Em mais um episódio da já conhecida guerra de indiretas nas redes sociais, o deputado federal Eduardo Bolsonaro (PL-SP) voltou a virar assunto. O motivo? Depois de ironizar um erro gramatical do ministro Alexandre de Moraes, do Supremo Tribunal Federal (STF), Eduardo acabou escorregando feio no português também — e, claro, a internet não perdoou.

Tudo começou quando o parlamentar comentou, no último domingo (27), sobre o acordo comercial fechado entre os Estados Unidos, sob o comando de Donald Trump, e a União Europeia. Eduardo, que está em solo norte-americano, publicou no X (antigo Twitter): “Na União Européia (sic) ninguém fingiu nos termos ditos por Trump. No Brasil, até hoje, certas autoridades propositalmente dizem não entender as premissas originais das sanções”.

O detalhe que chamou atenção? O uso da palavra “Européia” com acento agudo no “e”, forma que caiu em desuso desde o Acordo Ortográfico da Língua Portuguesa de 2009. O correto seria “europeia”, sem acento. E olha que ele estava corrigindo o português dos outros…

A publicação rapidamente viralizou. Não só pela crítica embutida às instituições brasileiras, mas também pela ironia de um erro gramatical vindo logo após zombarias feitas ao ministro Alexandre de Moraes.

Na quinta-feira anterior (24), Eduardo havia feito piada com um erro de Moraes, que trocou a conjunção “mas” (adversativa) pela palavra “mais” (de adição) numa decisão do STF. “Estou proibido de postar falas de meu pai, ‘MAIS’ posso postar as decisões do Alexandre de Moraes”, escreveu ele, alfinetando com gosto.

É aquele famoso ditado: quem com ferro fere… você sabe como termina.

A tensão entre os Bolsonaro e Alexandre de Moraes não é de hoje. O ministro decidiu não prender o ex-presidente Jair Bolsonaro após ele supostamente descumprir uma medida cautelar que o impedia de usar redes sociais, ainda que por meio de terceiros. No caso, a justificativa era de que Bolsonaro havia se manifestado por meio da imprensa, o que gerou receio entre seus aliados de que uma possível prisão estivesse à espreita.
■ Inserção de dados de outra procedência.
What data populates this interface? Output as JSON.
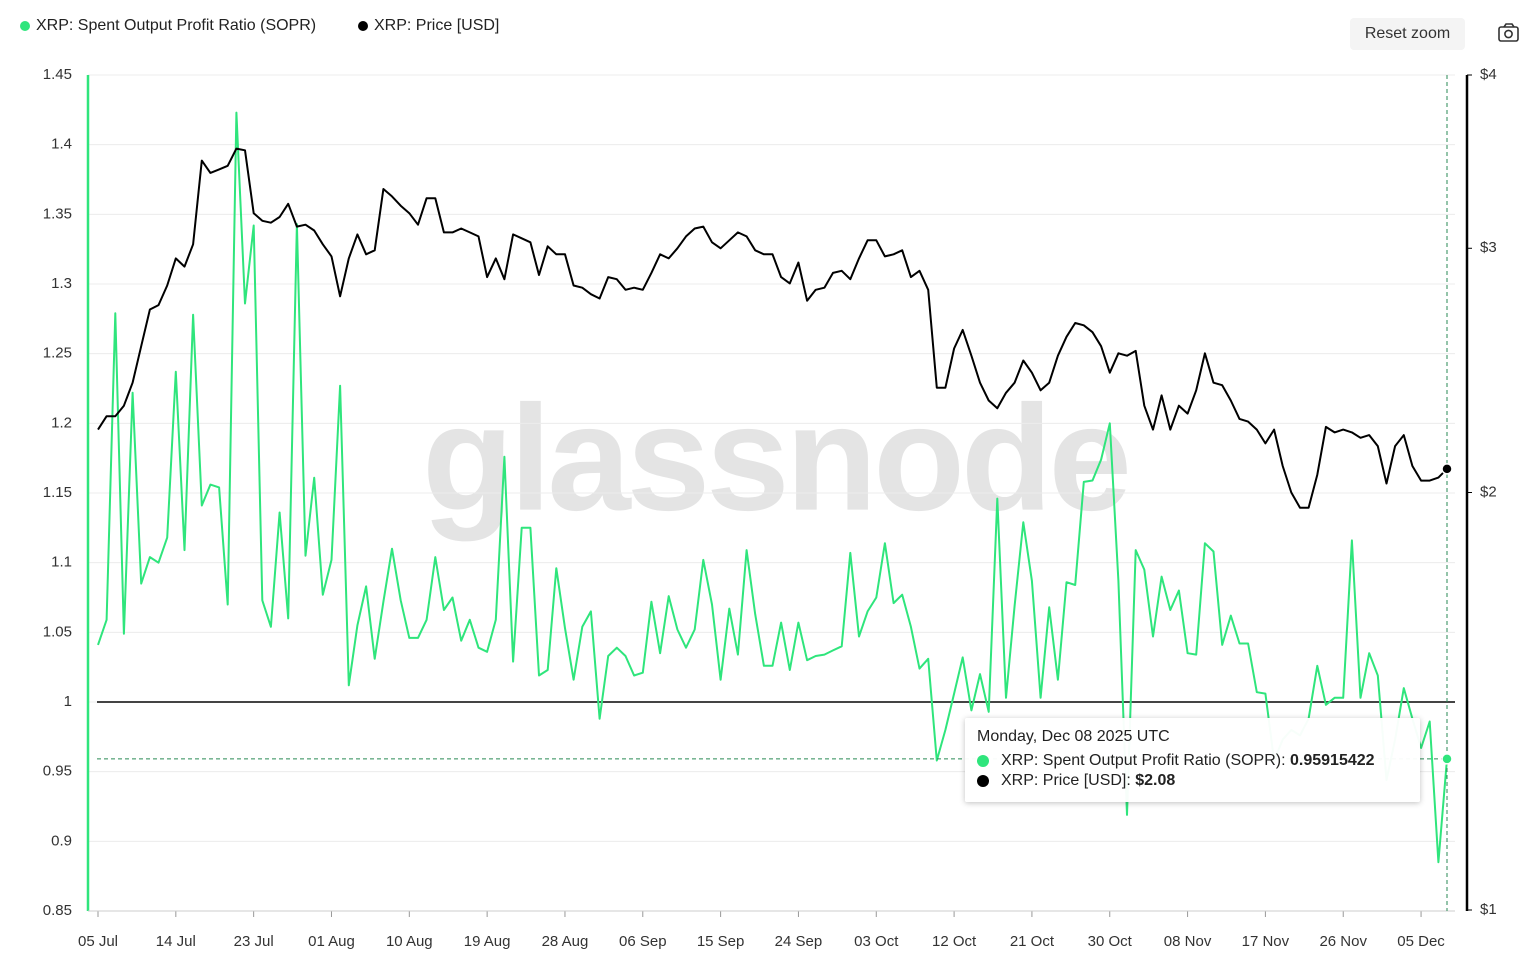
{
  "chart_data": {
    "type": "line",
    "watermark": "glassnode",
    "reset_zoom": "Reset zoom",
    "x": [
      "05 Jul",
      "06 Jul",
      "07 Jul",
      "08 Jul",
      "09 Jul",
      "10 Jul",
      "11 Jul",
      "12 Jul",
      "13 Jul",
      "14 Jul",
      "15 Jul",
      "16 Jul",
      "17 Jul",
      "18 Jul",
      "19 Jul",
      "20 Jul",
      "21 Jul",
      "22 Jul",
      "23 Jul",
      "24 Jul",
      "25 Jul",
      "26 Jul",
      "27 Jul",
      "28 Jul",
      "29 Jul",
      "30 Jul",
      "31 Jul",
      "01 Aug",
      "02 Aug",
      "03 Aug",
      "04 Aug",
      "05 Aug",
      "06 Aug",
      "07 Aug",
      "08 Aug",
      "09 Aug",
      "10 Aug",
      "11 Aug",
      "12 Aug",
      "13 Aug",
      "14 Aug",
      "15 Aug",
      "16 Aug",
      "17 Aug",
      "18 Aug",
      "19 Aug",
      "20 Aug",
      "21 Aug",
      "22 Aug",
      "23 Aug",
      "24 Aug",
      "25 Aug",
      "26 Aug",
      "27 Aug",
      "28 Aug",
      "29 Aug",
      "30 Aug",
      "31 Aug",
      "01 Sep",
      "02 Sep",
      "03 Sep",
      "04 Sep",
      "05 Sep",
      "06 Sep",
      "07 Sep",
      "08 Sep",
      "09 Sep",
      "10 Sep",
      "11 Sep",
      "12 Sep",
      "13 Sep",
      "14 Sep",
      "15 Sep",
      "16 Sep",
      "17 Sep",
      "18 Sep",
      "19 Sep",
      "20 Sep",
      "21 Sep",
      "22 Sep",
      "23 Sep",
      "24 Sep",
      "25 Sep",
      "26 Sep",
      "27 Sep",
      "28 Sep",
      "29 Sep",
      "30 Sep",
      "01 Oct",
      "02 Oct",
      "03 Oct",
      "04 Oct",
      "05 Oct",
      "06 Oct",
      "07 Oct",
      "08 Oct",
      "09 Oct",
      "10 Oct",
      "11 Oct",
      "12 Oct",
      "13 Oct",
      "14 Oct",
      "15 Oct",
      "16 Oct",
      "17 Oct",
      "18 Oct",
      "19 Oct",
      "20 Oct",
      "21 Oct",
      "22 Oct",
      "23 Oct",
      "24 Oct",
      "25 Oct",
      "26 Oct",
      "27 Oct",
      "28 Oct",
      "29 Oct",
      "30 Oct",
      "31 Oct",
      "01 Nov",
      "02 Nov",
      "03 Nov",
      "04 Nov",
      "05 Nov",
      "06 Nov",
      "07 Nov",
      "08 Nov",
      "09 Nov",
      "10 Nov",
      "11 Nov",
      "12 Nov",
      "13 Nov",
      "14 Nov",
      "15 Nov",
      "16 Nov",
      "17 Nov",
      "18 Nov",
      "19 Nov",
      "20 Nov",
      "21 Nov",
      "22 Nov",
      "23 Nov",
      "24 Nov",
      "25 Nov",
      "26 Nov",
      "27 Nov",
      "28 Nov",
      "29 Nov",
      "30 Nov",
      "01 Dec",
      "02 Dec",
      "03 Dec",
      "04 Dec",
      "05 Dec",
      "06 Dec",
      "07 Dec",
      "08 Dec"
    ],
    "xticks": [
      "05 Jul",
      "14 Jul",
      "23 Jul",
      "01 Aug",
      "10 Aug",
      "19 Aug",
      "28 Aug",
      "06 Sep",
      "15 Sep",
      "24 Sep",
      "03 Oct",
      "12 Oct",
      "21 Oct",
      "30 Oct",
      "08 Nov",
      "17 Nov",
      "26 Nov",
      "05 Dec"
    ],
    "ylim": [
      0.85,
      1.45
    ],
    "yticks": [
      0.85,
      0.9,
      0.95,
      1,
      1.05,
      1.1,
      1.15,
      1.2,
      1.25,
      1.3,
      1.35,
      1.4,
      1.45
    ],
    "y2lim": [
      1,
      4
    ],
    "y2scale": "log",
    "y2ticks": [
      {
        "value": 1,
        "label": "$1"
      },
      {
        "value": 2,
        "label": "$2"
      },
      {
        "value": 3,
        "label": "$3"
      },
      {
        "value": 4,
        "label": "$4"
      }
    ],
    "grid": true,
    "reference_line": 1,
    "series": [
      {
        "name": "XRP: Spent Output Profit Ratio (SOPR)",
        "color": "#2fe57c",
        "values": [
          1.041,
          1.059,
          1.279,
          1.049,
          1.222,
          1.085,
          1.104,
          1.1,
          1.118,
          1.237,
          1.109,
          1.278,
          1.141,
          1.156,
          1.154,
          1.07,
          1.423,
          1.286,
          1.342,
          1.073,
          1.054,
          1.136,
          1.06,
          1.343,
          1.105,
          1.161,
          1.077,
          1.102,
          1.227,
          1.012,
          1.055,
          1.083,
          1.031,
          1.072,
          1.11,
          1.073,
          1.046,
          1.046,
          1.059,
          1.104,
          1.066,
          1.075,
          1.044,
          1.059,
          1.039,
          1.036,
          1.059,
          1.176,
          1.029,
          1.125,
          1.125,
          1.019,
          1.023,
          1.096,
          1.053,
          1.016,
          1.054,
          1.065,
          0.988,
          1.033,
          1.039,
          1.033,
          1.019,
          1.021,
          1.072,
          1.035,
          1.076,
          1.052,
          1.039,
          1.052,
          1.102,
          1.07,
          1.016,
          1.067,
          1.034,
          1.109,
          1.063,
          1.026,
          1.026,
          1.057,
          1.023,
          1.057,
          1.03,
          1.033,
          1.034,
          1.037,
          1.04,
          1.107,
          1.047,
          1.065,
          1.075,
          1.114,
          1.071,
          1.077,
          1.054,
          1.024,
          1.031,
          0.958,
          0.98,
          1.006,
          1.032,
          0.994,
          1.02,
          0.993,
          1.146,
          1.003,
          1.069,
          1.129,
          1.087,
          1.003,
          1.068,
          1.016,
          1.086,
          1.084,
          1.158,
          1.159,
          1.174,
          1.2,
          1.087,
          0.919,
          1.109,
          1.095,
          1.047,
          1.09,
          1.066,
          1.08,
          1.035,
          1.034,
          1.114,
          1.108,
          1.041,
          1.062,
          1.042,
          1.042,
          1.007,
          1.006,
          0.958,
          0.973,
          0.98,
          0.976,
          0.988,
          1.026,
          0.998,
          1.003,
          1.003,
          1.116,
          1.003,
          1.035,
          1.019,
          0.944,
          0.973,
          1.01,
          0.988,
          0.967,
          0.986,
          0.885,
          0.95915422
        ]
      },
      {
        "name": "XRP: Price [USD]",
        "color": "#000000",
        "axis": "y2",
        "values": [
          2.22,
          2.27,
          2.27,
          2.31,
          2.4,
          2.55,
          2.71,
          2.73,
          2.82,
          2.95,
          2.91,
          3.02,
          3.47,
          3.4,
          3.42,
          3.44,
          3.54,
          3.53,
          3.18,
          3.14,
          3.13,
          3.16,
          3.23,
          3.11,
          3.12,
          3.09,
          3.02,
          2.96,
          2.77,
          2.95,
          3.07,
          2.97,
          2.99,
          3.31,
          3.27,
          3.22,
          3.18,
          3.12,
          3.26,
          3.26,
          3.08,
          3.08,
          3.1,
          3.08,
          3.06,
          2.86,
          2.95,
          2.85,
          3.07,
          3.05,
          3.03,
          2.87,
          3.01,
          2.97,
          2.97,
          2.82,
          2.81,
          2.78,
          2.76,
          2.86,
          2.85,
          2.8,
          2.81,
          2.8,
          2.88,
          2.97,
          2.95,
          3.0,
          3.06,
          3.1,
          3.11,
          3.03,
          3.0,
          3.04,
          3.08,
          3.06,
          2.99,
          2.97,
          2.97,
          2.86,
          2.83,
          2.93,
          2.75,
          2.8,
          2.81,
          2.88,
          2.89,
          2.85,
          2.95,
          3.04,
          3.04,
          2.96,
          2.97,
          2.99,
          2.86,
          2.89,
          2.8,
          2.38,
          2.38,
          2.54,
          2.62,
          2.51,
          2.4,
          2.33,
          2.3,
          2.36,
          2.4,
          2.49,
          2.44,
          2.37,
          2.4,
          2.51,
          2.59,
          2.65,
          2.64,
          2.61,
          2.55,
          2.44,
          2.52,
          2.51,
          2.53,
          2.31,
          2.22,
          2.35,
          2.22,
          2.31,
          2.28,
          2.37,
          2.52,
          2.4,
          2.39,
          2.33,
          2.26,
          2.25,
          2.22,
          2.17,
          2.22,
          2.09,
          2.0,
          1.95,
          1.95,
          2.06,
          2.23,
          2.21,
          2.22,
          2.21,
          2.19,
          2.2,
          2.16,
          2.03,
          2.16,
          2.2,
          2.09,
          2.04,
          2.04,
          2.05,
          2.08
        ]
      }
    ],
    "tooltip": {
      "title": "Monday, Dec 08 2025 UTC",
      "price_label": "$2.08"
    }
  }
}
Apesar de não decretar a prisão, Moraes manteve as restrições: tornozeleira eletrônica, recolhimento domiciliar noturno e nos fins de semana, além do veto ao uso das redes — mesmo por outras pessoas falando por ele.
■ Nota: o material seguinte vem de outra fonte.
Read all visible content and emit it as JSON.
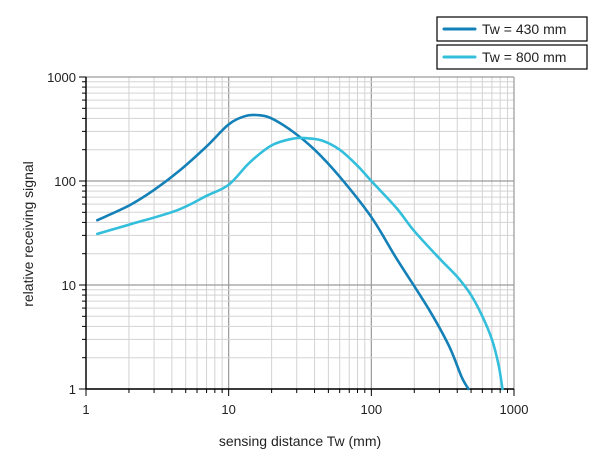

Eduardo, que anda bem ativo fora do Brasil, tem usado as redes para reforçar a narrativa de que seu pai é perseguido pelas instituições brasileiras. Ele também atribuiu às sanções impostas por Trump aos produtos brasileiros uma espécie de “recado” político, como se fosse uma reação à situação vivida por Bolsonaro no país.

Vale lembrar que esse tipo de erro, embora pequeno, não passa despercebido quando vindo de figuras públicas que vivem criticando os outros. A repercussão nas redes foi imediata, com internautas lembrando que o telhado de vidro não perdoa quem atira pedra.
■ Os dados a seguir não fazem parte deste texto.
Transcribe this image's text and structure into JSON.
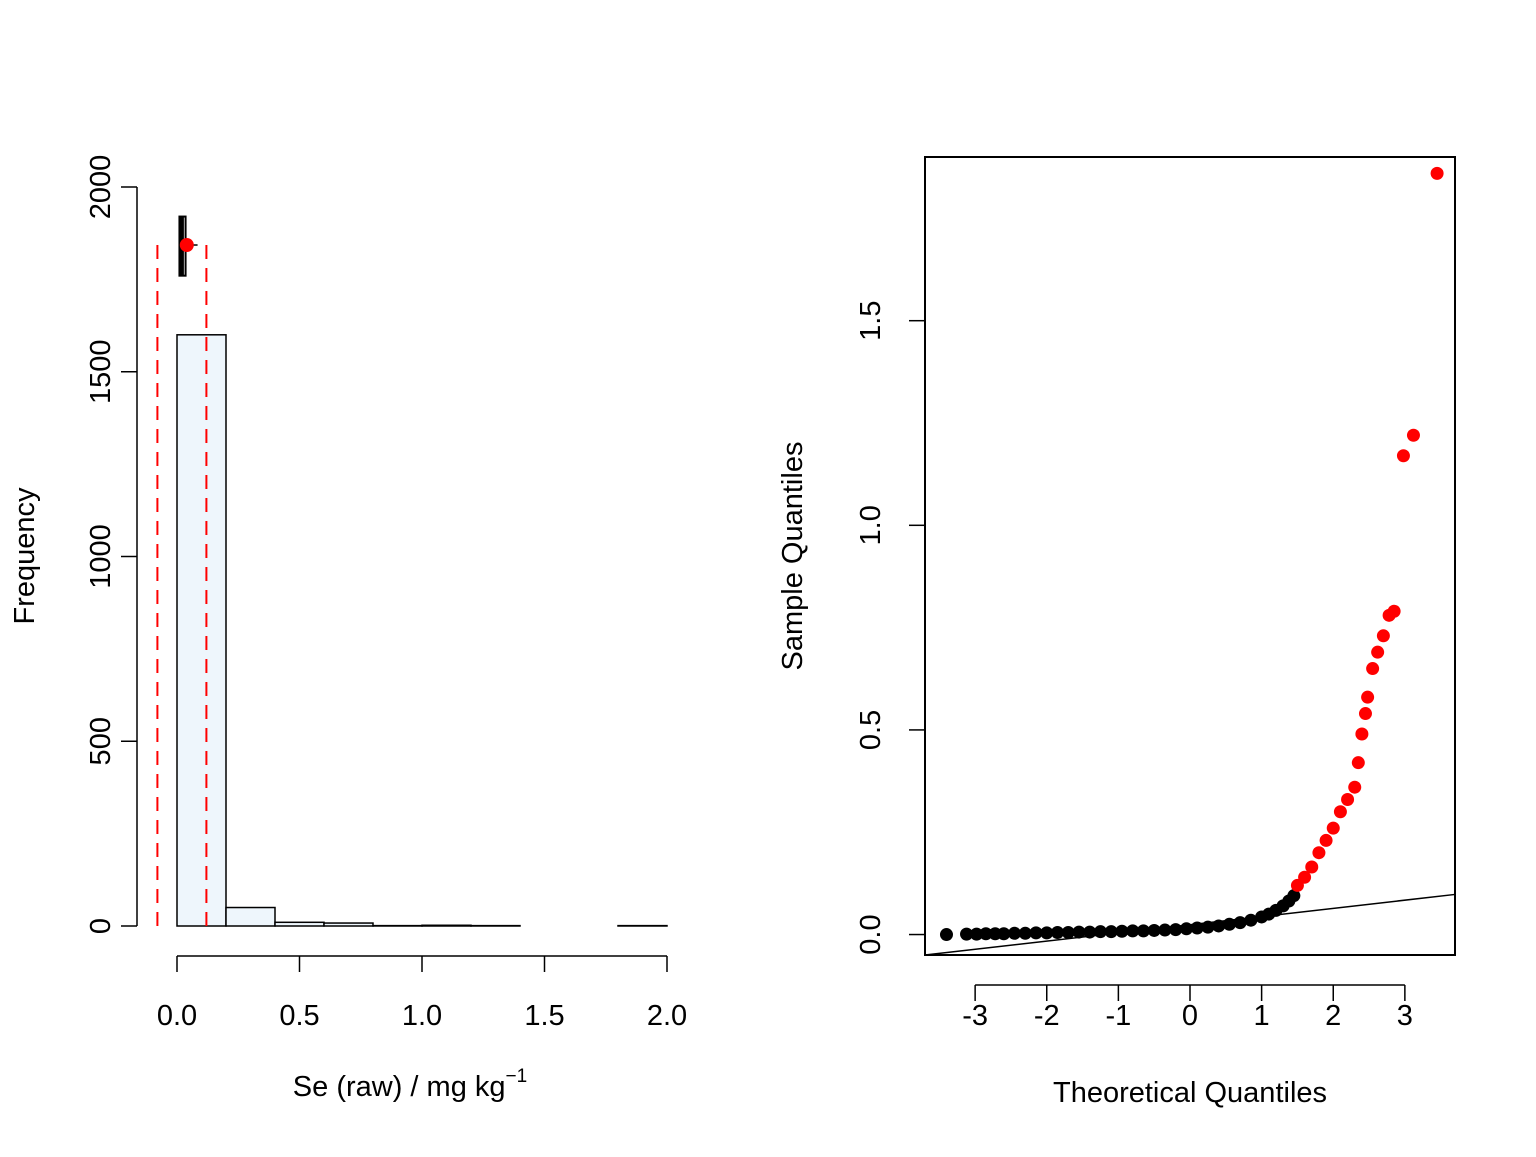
{
  "colors": {
    "bar_fill": "#eef6fc",
    "outlier": "#ff0000",
    "normal_point": "#000000",
    "dashed_line": "#ff0000",
    "axis": "#000000"
  },
  "chart_data": [
    {
      "type": "bar",
      "subtype": "histogram",
      "title": "",
      "xlabel": "Se (raw) / mg kg",
      "xlabel_superscript": "−1",
      "ylabel": "Frequency",
      "xlim": [
        0,
        2.0
      ],
      "ylim": [
        0,
        2000
      ],
      "x_ticks": [
        0.0,
        0.5,
        1.0,
        1.5,
        2.0
      ],
      "x_tick_labels": [
        "0.0",
        "0.5",
        "1.0",
        "1.5",
        "2.0"
      ],
      "y_ticks": [
        0,
        500,
        1000,
        1500,
        2000
      ],
      "y_tick_labels": [
        "0",
        "500",
        "1000",
        "1500",
        "2000"
      ],
      "bins": [
        {
          "x0": 0.0,
          "x1": 0.2,
          "count": 1600
        },
        {
          "x0": 0.2,
          "x1": 0.4,
          "count": 50
        },
        {
          "x0": 0.4,
          "x1": 0.6,
          "count": 10
        },
        {
          "x0": 0.6,
          "x1": 0.8,
          "count": 8
        },
        {
          "x0": 0.8,
          "x1": 1.0,
          "count": 1
        },
        {
          "x0": 1.0,
          "x1": 1.2,
          "count": 2
        },
        {
          "x0": 1.2,
          "x1": 1.4,
          "count": 1
        },
        {
          "x0": 1.4,
          "x1": 1.6,
          "count": 0
        },
        {
          "x0": 1.6,
          "x1": 1.8,
          "count": 0
        },
        {
          "x0": 1.8,
          "x1": 2.0,
          "count": 1
        }
      ],
      "boxplot": {
        "q1": 0.01,
        "q3": 0.035,
        "median": 0.02,
        "y_low": 1760,
        "y_high": 1920
      },
      "mean_point": {
        "x": 0.04,
        "y": 1843
      },
      "dashed_lines": [
        {
          "x": -0.08,
          "y_top": 1843
        },
        {
          "x": 0.12,
          "y_top": 1843
        }
      ],
      "grid": false,
      "legend": "none"
    },
    {
      "type": "scatter",
      "subtype": "qq-plot",
      "title": "",
      "xlabel": "Theoretical Quantiles",
      "ylabel": "Sample Quantiles",
      "xlim": [
        -3.7,
        3.7
      ],
      "ylim": [
        -0.05,
        1.9
      ],
      "x_ticks": [
        -3,
        -2,
        -1,
        0,
        1,
        2,
        3
      ],
      "x_tick_labels": [
        "-3",
        "-2",
        "-1",
        "0",
        "1",
        "2",
        "3"
      ],
      "y_ticks": [
        0.0,
        0.5,
        1.0,
        1.5
      ],
      "y_tick_labels": [
        "0.0",
        "0.5",
        "1.0",
        "1.5"
      ],
      "reference_line": {
        "x": [
          -3.7,
          3.7
        ],
        "y": [
          -0.05,
          0.098
        ]
      },
      "series": [
        {
          "group": "within",
          "color": "#000000",
          "points": [
            [
              -3.4,
              0.0
            ],
            [
              -3.12,
              0.001
            ],
            [
              -2.98,
              0.001
            ],
            [
              -2.85,
              0.002
            ],
            [
              -2.72,
              0.002
            ],
            [
              -2.6,
              0.002
            ],
            [
              -2.45,
              0.003
            ],
            [
              -2.3,
              0.003
            ],
            [
              -2.15,
              0.004
            ],
            [
              -2.0,
              0.004
            ],
            [
              -1.85,
              0.005
            ],
            [
              -1.7,
              0.005
            ],
            [
              -1.55,
              0.006
            ],
            [
              -1.4,
              0.006
            ],
            [
              -1.25,
              0.007
            ],
            [
              -1.1,
              0.007
            ],
            [
              -0.95,
              0.008
            ],
            [
              -0.8,
              0.009
            ],
            [
              -0.65,
              0.009
            ],
            [
              -0.5,
              0.01
            ],
            [
              -0.35,
              0.011
            ],
            [
              -0.2,
              0.012
            ],
            [
              -0.05,
              0.014
            ],
            [
              0.1,
              0.016
            ],
            [
              0.25,
              0.018
            ],
            [
              0.4,
              0.021
            ],
            [
              0.55,
              0.025
            ],
            [
              0.7,
              0.029
            ],
            [
              0.85,
              0.035
            ],
            [
              1.0,
              0.043
            ],
            [
              1.1,
              0.05
            ],
            [
              1.2,
              0.059
            ],
            [
              1.3,
              0.07
            ],
            [
              1.38,
              0.082
            ],
            [
              1.45,
              0.095
            ]
          ]
        },
        {
          "group": "outliers",
          "color": "#ff0000",
          "points": [
            [
              1.5,
              0.12
            ],
            [
              1.6,
              0.14
            ],
            [
              1.7,
              0.165
            ],
            [
              1.8,
              0.2
            ],
            [
              1.9,
              0.23
            ],
            [
              2.0,
              0.26
            ],
            [
              2.1,
              0.3
            ],
            [
              2.2,
              0.33
            ],
            [
              2.3,
              0.36
            ],
            [
              2.35,
              0.42
            ],
            [
              2.4,
              0.49
            ],
            [
              2.45,
              0.54
            ],
            [
              2.48,
              0.58
            ],
            [
              2.55,
              0.65
            ],
            [
              2.62,
              0.69
            ],
            [
              2.7,
              0.73
            ],
            [
              2.78,
              0.78
            ],
            [
              2.85,
              0.79
            ],
            [
              2.98,
              1.17
            ],
            [
              3.12,
              1.22
            ],
            [
              3.45,
              1.86
            ]
          ]
        }
      ],
      "grid": false,
      "legend": "none"
    }
  ]
}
Curioso como, em tempos de polarização, até a gramática vira munição política.

Seja por acento mal colocado ou conjunção trocada, o fato é que a troca de farpas entre Eduardo e Moraes escancara não só os embates jurídicos e políticos, mas também a guerra de narrativas. E nessa batalha, até a ortografia virou campo minado.